Simply beautiful. Thank you for sharing. If I had seen this yesterday, I would have stopped in to honor Jeff’s life, as I am in Rochester. You are such an inspiration to all of us.
"...husband wasn't true; ex husband wasn't acceptable; friend wasn't enough …I always referred to him as "my Jeff"..."...
Beautiful and simple...and there you have it, S: This world is so wrapped up in stereotyped roles and titles until our human responsibilities become buried and unable to be properly recognized, performed, and celebrated. I am moved that you took up those responsibilities for Jeff, your children, and yourself.
Unsurprisingly, the old interjection of "bravo/brava" derives from the word "brave"... So: Bravo, Jeff. Brava, Stephanie. - Joe M.

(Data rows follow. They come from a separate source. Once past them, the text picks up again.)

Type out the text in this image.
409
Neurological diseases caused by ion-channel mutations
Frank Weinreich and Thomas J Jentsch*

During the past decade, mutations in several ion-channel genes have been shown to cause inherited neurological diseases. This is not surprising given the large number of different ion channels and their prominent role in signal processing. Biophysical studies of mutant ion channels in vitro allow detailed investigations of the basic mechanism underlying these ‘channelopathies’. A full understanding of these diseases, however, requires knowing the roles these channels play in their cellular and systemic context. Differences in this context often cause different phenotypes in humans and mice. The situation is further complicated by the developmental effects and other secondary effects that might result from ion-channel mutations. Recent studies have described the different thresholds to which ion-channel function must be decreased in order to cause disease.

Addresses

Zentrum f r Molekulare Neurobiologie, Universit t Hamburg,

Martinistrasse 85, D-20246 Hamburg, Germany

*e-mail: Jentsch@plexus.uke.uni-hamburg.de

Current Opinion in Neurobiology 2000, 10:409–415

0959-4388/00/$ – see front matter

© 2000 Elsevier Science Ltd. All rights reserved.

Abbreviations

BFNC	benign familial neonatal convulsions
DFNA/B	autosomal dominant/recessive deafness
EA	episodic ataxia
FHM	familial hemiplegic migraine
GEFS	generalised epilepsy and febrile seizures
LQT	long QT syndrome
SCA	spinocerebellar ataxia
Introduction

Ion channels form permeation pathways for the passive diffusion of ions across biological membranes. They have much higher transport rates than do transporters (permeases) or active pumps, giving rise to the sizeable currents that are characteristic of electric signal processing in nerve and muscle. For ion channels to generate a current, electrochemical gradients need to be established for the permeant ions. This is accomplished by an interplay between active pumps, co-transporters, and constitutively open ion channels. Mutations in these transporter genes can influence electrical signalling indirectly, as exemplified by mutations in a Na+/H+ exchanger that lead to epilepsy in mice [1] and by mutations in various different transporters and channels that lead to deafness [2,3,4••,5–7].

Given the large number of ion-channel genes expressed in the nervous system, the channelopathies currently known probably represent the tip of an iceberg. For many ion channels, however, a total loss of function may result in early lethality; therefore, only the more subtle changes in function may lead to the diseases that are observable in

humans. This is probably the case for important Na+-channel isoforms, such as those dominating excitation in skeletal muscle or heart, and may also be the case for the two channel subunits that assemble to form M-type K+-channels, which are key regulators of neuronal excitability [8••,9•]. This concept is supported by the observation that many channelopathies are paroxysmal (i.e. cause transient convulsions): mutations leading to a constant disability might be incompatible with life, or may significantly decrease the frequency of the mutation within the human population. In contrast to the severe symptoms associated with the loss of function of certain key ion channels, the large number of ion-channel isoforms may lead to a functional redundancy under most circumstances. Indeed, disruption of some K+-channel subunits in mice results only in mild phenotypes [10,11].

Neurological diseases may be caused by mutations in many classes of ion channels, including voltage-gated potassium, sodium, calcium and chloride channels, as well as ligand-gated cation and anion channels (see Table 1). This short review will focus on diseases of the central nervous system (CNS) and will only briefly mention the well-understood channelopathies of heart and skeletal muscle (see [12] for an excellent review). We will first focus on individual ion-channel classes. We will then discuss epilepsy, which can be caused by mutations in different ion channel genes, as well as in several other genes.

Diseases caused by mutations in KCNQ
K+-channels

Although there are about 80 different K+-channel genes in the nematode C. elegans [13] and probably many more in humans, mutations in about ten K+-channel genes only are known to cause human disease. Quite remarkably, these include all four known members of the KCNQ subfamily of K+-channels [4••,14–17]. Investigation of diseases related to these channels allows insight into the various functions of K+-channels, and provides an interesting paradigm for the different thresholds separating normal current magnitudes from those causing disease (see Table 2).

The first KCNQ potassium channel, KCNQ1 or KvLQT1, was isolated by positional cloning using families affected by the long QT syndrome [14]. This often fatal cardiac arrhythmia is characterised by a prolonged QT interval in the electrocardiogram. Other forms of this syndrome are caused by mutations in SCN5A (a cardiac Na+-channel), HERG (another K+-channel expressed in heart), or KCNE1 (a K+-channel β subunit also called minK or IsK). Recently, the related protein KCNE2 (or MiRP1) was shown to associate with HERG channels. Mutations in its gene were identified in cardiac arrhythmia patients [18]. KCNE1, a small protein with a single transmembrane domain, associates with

How does one express something so rarely found? How do you explain something others cannot know, or have never known? How do you describe the force, the energy, the existence of something so many wish for, but barely understand...
Your words are like the hammer that swings, but when they register, is the clash of the hammer striking an anvil! It hits home, and makes itself known... Time and again, blow after blow! A sharp and sudden announcement, a beacon, calling attention... Something that cannot be ignored.
You two, Jeff and Stephanie, have the purest of what all would hope to experience, of even for a moment. We as a species are unique in how we can love, how we share, express and display our love for one another. We laugh, we cry, we blush... So many expressions. But true love, that in which the entire body, brain, and all that we are... Surrender's to someone... Is what you and Jeff will always have.
I am forever humbled by your sharing a small window into your world. And I'm the better for it. I can't express the appreciation any more than letting you know the tears falling from my eyes as I read your post once again, and write this small thanks, in the hope you understand how precious it is, what you've done. Not just for Jeff, but everyone else who has been touched by his and your story! History has passed down some stories of love, stories similar, but they all have nothing on the two of you, and pale in your shadow. Love may even be too cheap a word, to bestow upon what you two will always share! Truly...
May God bless Jeff and you as well Stephanie, it's a wish, but apparently something that has already happened!
“His Love, Stephanie Williams”. Perfection❤️Our best to you and your extended Familia.
Now go live your life. It has been on hold these past 18 months. Everyone knows you did everything you could. Most importantly show Jeff and your children Love and support. So genuine.
It is unfortunate that the term "soulmate" registers as an idealized romantic notion of young love and not as the solid reality of a relationship strengthened by suffering, deepened by soulfulness, defined by a shared understanding of forever, and uniquely branded on two hearts that share the bond. There is no real description for it in this world of flesh and blood, but it will endure as long as the stars shine in the universe. Your Jeff will always be there for you and even death cannot separate or define you.
Stephanie, you and your Jeff existed in your own self-described universe. I think you always will. You have every single bit of my respect and admiration. Blessings on your and your children.